Thursday, August 24, 2017 welding simulator
by: Rene Abadie

LEARNING IN VIRTUAL REALITY – Southeastern Louisiana University Industrial Technology Instructor Anthony Blakeney, left, explains the use of the virtual reality welding instruction system now being used in the program to students Rhett Hickman of Covington, center, and Tanner Mayo of Prairieville. The $65,000 welding simulator was donated to Southeastern by Geo Heat Exchangers of St. Gabriel.

     HAMMOND – Southeastern Louisiana University students enrolled in its expanding industrial technology courses will soon benefit from the donation of a virtual reality welding simulator.
     The new $65,000 welding simulator – a Lincoln Electric Vrtex 360 – came fully equipped with all the bells and whistles from GEO Heat Exchangers, according to Lu Yuan, interim head of the Department of Computer Science and Industrial Technology. The new equipment can be used for training welders and supervisors at all levels, he said
     “This donation adds tremendous value as we develop a welding technology and inspection concentration within the industrial technology (IT) program,” said Yuan, interim head of the Department of Computer Science and Industrial Technology. “The students and faculty will have access to state-of-the-art equipment to learn welding techniques and be able to augment instruction with use of traditional welding systems.”
     He expressed appreciation to GEO Heat Exchangers and its president, Gene Ohmstede Jr., for support of Southeastern’s industrial technology program. Located in St. Gabriel, the company employs 140 specialists who design and manufacture shell and heat tube exchangers for petro-chemical, plastics and fertilizer industries.
     Southeastern’s relationship with GEO was developed through a partnership with local professional sections of the American Welding Society and the university’s CSIT Industrial Advisory Committee. The committee is made up of professionals who serve as advisers on curriculum development and the needs of employers.
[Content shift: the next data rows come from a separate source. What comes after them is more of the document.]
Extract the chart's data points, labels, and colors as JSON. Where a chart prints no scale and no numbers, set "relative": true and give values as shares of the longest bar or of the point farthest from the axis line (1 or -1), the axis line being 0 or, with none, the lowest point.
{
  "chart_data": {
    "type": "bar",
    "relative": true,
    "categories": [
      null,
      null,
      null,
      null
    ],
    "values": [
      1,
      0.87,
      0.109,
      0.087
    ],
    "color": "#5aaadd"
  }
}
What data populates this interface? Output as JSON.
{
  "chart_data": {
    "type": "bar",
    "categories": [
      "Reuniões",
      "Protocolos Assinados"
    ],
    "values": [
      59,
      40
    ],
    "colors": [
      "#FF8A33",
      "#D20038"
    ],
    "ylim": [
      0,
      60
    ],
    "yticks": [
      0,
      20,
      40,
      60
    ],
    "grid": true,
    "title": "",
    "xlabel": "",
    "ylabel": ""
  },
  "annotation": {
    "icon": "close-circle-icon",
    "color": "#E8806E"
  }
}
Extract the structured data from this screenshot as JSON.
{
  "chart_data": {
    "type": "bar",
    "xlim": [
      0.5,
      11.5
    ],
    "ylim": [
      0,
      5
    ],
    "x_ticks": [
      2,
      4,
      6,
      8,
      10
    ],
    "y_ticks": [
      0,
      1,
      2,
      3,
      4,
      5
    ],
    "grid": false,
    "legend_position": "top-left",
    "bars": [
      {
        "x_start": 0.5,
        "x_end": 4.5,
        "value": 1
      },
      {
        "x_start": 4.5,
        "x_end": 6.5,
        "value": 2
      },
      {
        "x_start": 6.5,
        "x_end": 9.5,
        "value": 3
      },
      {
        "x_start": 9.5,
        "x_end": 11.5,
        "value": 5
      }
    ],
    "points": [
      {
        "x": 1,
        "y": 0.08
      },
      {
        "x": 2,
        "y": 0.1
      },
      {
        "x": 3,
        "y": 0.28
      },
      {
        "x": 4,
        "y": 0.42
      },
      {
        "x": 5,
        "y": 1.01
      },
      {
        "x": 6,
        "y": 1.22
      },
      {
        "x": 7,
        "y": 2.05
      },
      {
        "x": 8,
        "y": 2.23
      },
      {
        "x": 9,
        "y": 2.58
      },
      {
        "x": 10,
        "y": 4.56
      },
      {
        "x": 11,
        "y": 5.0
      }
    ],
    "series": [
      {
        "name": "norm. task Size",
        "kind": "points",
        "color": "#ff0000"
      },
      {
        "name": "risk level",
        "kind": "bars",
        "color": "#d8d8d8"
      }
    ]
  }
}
     Students in the IT program receive a broad technical and managerial background in materials and production processes, industrial management and communication skills, and physical sciences and mathematics to effectively hold supervisory positions in area industries and plants.
     “Our students are prepared through intensive hands-on training and real-world experiences to enter the workforce with the skills area employers are seeking,” Yuan said.
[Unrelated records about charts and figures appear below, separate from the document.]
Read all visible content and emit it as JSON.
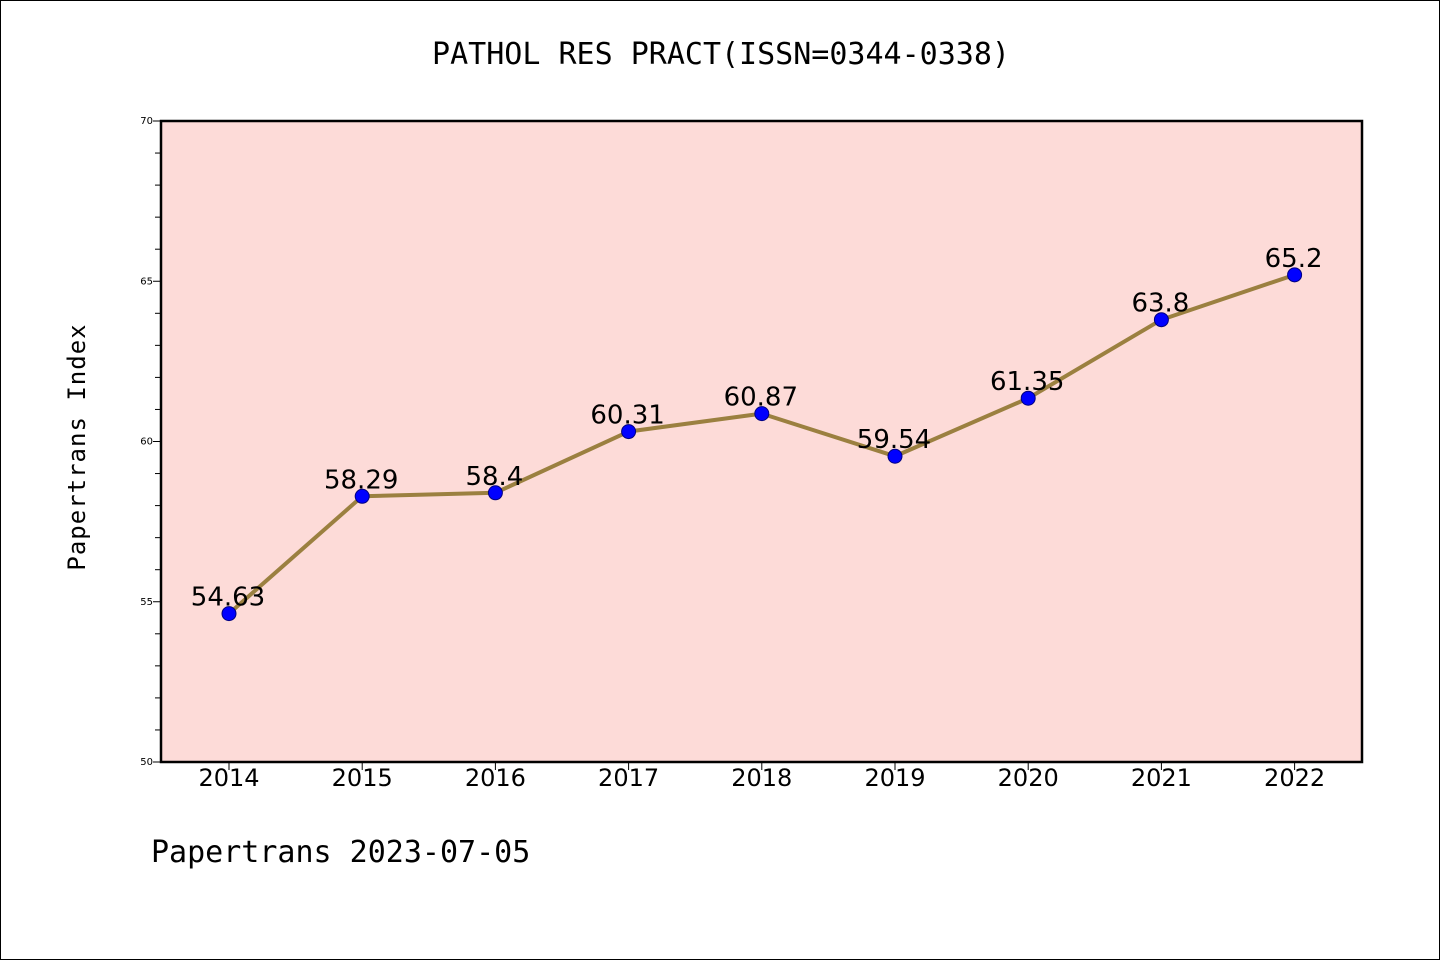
{
  "title": "PATHOL RES PRACT(ISSN=0344-0338)",
  "footer": "Papertrans 2023-07-05",
  "colors": {
    "plot_background": "#fddbd8",
    "line": "#9b8040",
    "marker_fill": "#0000ff",
    "marker_stroke": "#000080",
    "axis": "#000000"
  },
  "chart_data": {
    "type": "line",
    "title": "PATHOL RES PRACT(ISSN=0344-0338)",
    "xlabel": "",
    "ylabel": "Papertrans Index",
    "categories": [
      "2014",
      "2015",
      "2016",
      "2017",
      "2018",
      "2019",
      "2020",
      "2021",
      "2022"
    ],
    "values": [
      54.63,
      58.29,
      58.4,
      60.31,
      60.87,
      59.54,
      61.35,
      63.8,
      65.2
    ],
    "data_labels": [
      "54.63",
      "58.29",
      "58.4",
      "60.31",
      "60.87",
      "59.54",
      "61.35",
      "63.8",
      "65.2"
    ],
    "ylim": [
      50,
      70
    ],
    "yticks": [
      "50",
      "55",
      "60",
      "65",
      "70"
    ],
    "y_minor_step": 1,
    "grid": false,
    "legend": "none"
  }
}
     The virtual reality welding simulator will augment training in traditional welding processes, explained IT Instructor Anthony Blakeney. The simulator can mimic several forms of welding, including shielded metal arc welding, or stick welding, gas metal arc welding, and flux core arc welding. Users can simulate welding in all positions without the need to use extensive power or metal consumables.
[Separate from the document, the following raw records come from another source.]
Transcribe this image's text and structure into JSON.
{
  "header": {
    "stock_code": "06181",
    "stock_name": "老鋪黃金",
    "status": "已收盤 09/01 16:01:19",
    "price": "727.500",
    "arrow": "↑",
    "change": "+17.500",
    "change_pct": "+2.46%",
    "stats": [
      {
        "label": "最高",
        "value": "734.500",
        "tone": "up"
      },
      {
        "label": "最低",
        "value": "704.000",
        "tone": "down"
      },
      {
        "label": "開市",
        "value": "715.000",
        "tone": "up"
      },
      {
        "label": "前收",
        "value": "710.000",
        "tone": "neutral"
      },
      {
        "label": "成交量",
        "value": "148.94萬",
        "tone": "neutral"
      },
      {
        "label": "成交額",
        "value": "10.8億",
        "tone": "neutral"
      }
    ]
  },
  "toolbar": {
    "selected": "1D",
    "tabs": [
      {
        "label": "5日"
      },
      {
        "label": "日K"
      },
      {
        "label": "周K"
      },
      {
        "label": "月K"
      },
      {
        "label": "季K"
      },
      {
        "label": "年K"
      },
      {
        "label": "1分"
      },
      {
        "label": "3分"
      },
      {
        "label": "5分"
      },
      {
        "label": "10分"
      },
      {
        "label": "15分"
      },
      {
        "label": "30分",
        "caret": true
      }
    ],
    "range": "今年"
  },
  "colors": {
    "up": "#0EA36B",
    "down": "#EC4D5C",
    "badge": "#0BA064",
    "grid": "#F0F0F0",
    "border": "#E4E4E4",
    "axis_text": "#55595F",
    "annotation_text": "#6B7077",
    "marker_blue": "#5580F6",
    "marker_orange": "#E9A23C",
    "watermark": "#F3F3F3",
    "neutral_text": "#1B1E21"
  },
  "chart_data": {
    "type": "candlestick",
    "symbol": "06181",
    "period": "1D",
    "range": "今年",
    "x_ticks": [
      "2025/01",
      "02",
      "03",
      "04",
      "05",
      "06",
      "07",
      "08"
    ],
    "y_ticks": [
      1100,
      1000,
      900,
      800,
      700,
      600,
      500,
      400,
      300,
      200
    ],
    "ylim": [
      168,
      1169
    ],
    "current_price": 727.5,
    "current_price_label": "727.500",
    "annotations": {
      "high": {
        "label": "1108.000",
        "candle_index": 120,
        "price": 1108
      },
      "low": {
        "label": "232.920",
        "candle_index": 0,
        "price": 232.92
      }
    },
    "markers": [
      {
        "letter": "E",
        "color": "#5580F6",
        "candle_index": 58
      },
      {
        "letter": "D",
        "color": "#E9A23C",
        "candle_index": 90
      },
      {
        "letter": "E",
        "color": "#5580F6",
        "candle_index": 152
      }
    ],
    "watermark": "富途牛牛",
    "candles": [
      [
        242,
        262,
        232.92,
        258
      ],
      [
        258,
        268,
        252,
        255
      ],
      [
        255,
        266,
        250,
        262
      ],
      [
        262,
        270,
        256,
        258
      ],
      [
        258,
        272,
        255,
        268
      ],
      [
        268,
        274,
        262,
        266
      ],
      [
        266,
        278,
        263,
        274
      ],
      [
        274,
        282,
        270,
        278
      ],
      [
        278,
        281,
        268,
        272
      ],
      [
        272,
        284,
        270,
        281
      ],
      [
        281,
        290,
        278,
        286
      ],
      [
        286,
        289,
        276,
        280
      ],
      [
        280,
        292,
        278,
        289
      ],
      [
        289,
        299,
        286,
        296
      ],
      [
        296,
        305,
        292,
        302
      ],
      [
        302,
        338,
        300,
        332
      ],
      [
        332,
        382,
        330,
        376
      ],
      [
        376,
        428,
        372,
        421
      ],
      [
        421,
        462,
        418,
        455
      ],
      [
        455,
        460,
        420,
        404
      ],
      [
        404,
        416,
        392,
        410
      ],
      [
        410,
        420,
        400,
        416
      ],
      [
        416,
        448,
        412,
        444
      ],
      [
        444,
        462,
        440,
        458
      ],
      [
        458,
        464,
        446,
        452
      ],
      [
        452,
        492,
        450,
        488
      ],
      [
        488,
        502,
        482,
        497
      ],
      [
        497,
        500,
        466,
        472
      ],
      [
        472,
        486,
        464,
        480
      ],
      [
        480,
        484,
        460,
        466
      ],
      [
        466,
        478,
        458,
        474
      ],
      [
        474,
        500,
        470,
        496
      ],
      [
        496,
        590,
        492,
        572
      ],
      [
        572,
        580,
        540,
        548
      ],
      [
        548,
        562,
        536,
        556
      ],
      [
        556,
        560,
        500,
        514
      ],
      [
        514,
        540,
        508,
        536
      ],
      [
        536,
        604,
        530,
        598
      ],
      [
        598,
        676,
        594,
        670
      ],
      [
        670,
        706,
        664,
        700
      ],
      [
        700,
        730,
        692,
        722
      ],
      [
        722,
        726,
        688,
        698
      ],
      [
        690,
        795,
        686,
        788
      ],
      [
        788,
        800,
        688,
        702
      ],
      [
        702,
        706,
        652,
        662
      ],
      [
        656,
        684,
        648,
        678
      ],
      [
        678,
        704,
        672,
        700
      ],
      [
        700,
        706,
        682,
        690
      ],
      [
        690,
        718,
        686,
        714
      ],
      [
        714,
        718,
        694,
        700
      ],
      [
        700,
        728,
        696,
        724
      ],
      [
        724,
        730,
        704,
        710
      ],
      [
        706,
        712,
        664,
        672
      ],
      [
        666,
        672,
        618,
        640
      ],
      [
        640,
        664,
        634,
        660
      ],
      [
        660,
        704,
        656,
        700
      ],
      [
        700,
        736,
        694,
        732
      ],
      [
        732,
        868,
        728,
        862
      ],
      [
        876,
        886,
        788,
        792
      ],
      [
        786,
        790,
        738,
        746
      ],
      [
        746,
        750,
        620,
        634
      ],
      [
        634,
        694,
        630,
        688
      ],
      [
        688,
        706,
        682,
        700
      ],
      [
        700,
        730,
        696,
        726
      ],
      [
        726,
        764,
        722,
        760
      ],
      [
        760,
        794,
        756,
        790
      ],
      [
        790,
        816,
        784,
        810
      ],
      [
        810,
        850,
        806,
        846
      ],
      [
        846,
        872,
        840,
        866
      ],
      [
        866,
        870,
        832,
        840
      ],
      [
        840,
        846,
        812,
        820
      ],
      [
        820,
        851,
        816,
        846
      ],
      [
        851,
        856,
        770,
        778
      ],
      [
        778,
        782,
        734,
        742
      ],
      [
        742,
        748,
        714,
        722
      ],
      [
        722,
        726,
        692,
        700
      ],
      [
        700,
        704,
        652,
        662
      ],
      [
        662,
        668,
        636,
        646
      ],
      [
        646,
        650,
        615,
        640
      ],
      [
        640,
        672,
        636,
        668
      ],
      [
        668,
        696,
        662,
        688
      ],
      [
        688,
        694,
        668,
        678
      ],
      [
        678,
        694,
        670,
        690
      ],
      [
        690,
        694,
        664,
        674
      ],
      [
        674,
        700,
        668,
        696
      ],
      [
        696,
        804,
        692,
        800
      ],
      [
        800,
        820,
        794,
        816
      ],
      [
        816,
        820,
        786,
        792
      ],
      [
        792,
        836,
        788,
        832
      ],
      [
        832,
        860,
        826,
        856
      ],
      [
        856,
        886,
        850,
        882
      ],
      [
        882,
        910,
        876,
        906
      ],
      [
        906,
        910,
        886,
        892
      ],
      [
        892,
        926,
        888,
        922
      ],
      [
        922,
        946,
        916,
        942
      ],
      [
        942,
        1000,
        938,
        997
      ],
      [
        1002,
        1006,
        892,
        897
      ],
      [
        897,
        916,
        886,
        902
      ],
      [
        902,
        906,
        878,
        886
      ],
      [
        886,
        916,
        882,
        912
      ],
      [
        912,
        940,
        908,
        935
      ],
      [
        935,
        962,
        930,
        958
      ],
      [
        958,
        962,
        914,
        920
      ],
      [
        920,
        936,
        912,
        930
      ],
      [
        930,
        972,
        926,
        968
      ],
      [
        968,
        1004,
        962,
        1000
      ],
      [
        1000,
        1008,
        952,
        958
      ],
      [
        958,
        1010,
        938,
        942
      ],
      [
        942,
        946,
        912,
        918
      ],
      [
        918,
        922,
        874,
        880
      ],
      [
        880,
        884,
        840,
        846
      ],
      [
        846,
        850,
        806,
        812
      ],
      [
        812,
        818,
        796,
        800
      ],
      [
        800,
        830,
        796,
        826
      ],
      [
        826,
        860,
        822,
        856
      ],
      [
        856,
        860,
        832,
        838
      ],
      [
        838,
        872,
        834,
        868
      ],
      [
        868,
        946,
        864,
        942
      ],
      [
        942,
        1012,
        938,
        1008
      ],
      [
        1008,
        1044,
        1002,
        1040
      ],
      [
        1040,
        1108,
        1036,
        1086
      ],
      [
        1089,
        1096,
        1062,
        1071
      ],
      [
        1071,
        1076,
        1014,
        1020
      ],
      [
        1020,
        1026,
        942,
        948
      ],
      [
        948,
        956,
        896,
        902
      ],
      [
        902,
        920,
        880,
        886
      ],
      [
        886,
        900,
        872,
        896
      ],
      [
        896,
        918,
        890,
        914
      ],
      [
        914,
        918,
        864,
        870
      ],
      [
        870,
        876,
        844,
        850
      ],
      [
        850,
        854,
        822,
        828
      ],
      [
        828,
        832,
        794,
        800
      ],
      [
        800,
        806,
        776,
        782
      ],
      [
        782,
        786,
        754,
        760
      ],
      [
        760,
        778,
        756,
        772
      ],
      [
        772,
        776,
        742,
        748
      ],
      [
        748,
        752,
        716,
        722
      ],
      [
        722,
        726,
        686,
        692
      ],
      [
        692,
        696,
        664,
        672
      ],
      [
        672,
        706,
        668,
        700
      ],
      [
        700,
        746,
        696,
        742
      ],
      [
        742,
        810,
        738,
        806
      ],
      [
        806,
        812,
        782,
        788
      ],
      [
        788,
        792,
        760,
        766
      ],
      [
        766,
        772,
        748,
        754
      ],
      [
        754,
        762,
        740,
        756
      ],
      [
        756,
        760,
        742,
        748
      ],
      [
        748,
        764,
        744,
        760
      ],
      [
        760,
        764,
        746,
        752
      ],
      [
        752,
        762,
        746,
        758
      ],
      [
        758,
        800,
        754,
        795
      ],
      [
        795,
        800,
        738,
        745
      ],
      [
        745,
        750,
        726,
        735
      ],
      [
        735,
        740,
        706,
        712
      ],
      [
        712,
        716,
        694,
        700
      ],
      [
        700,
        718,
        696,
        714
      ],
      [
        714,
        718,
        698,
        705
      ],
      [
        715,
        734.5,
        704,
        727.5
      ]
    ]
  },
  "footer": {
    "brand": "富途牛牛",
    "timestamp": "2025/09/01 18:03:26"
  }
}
     “The machine is a virtual reality welding system. There is no fire or electricity other than what powers the system,” he said.
     Blakeney said the system guides the student into making correct settings and adjustments that would be required to weld using a traditional welding machine. The user wears a specially equipped helmet to observe his or her work, and a monitor provides real-time feedback to other students and observers. A large, flat-screen monitor will allow all students in the classroom/laboratory to observe the process avoiding having to have them crowd around the system.
     The IT degree program at Southeastern is a management-oriented technical curriculum and is built on a program of studies drawn from a variety of disciplines related to manufacturing technology, Yuan explained. With approximately 300 students enrolled, the program offers concentrations in automated systems; drafting; supervision; and occupational safety, health and environment.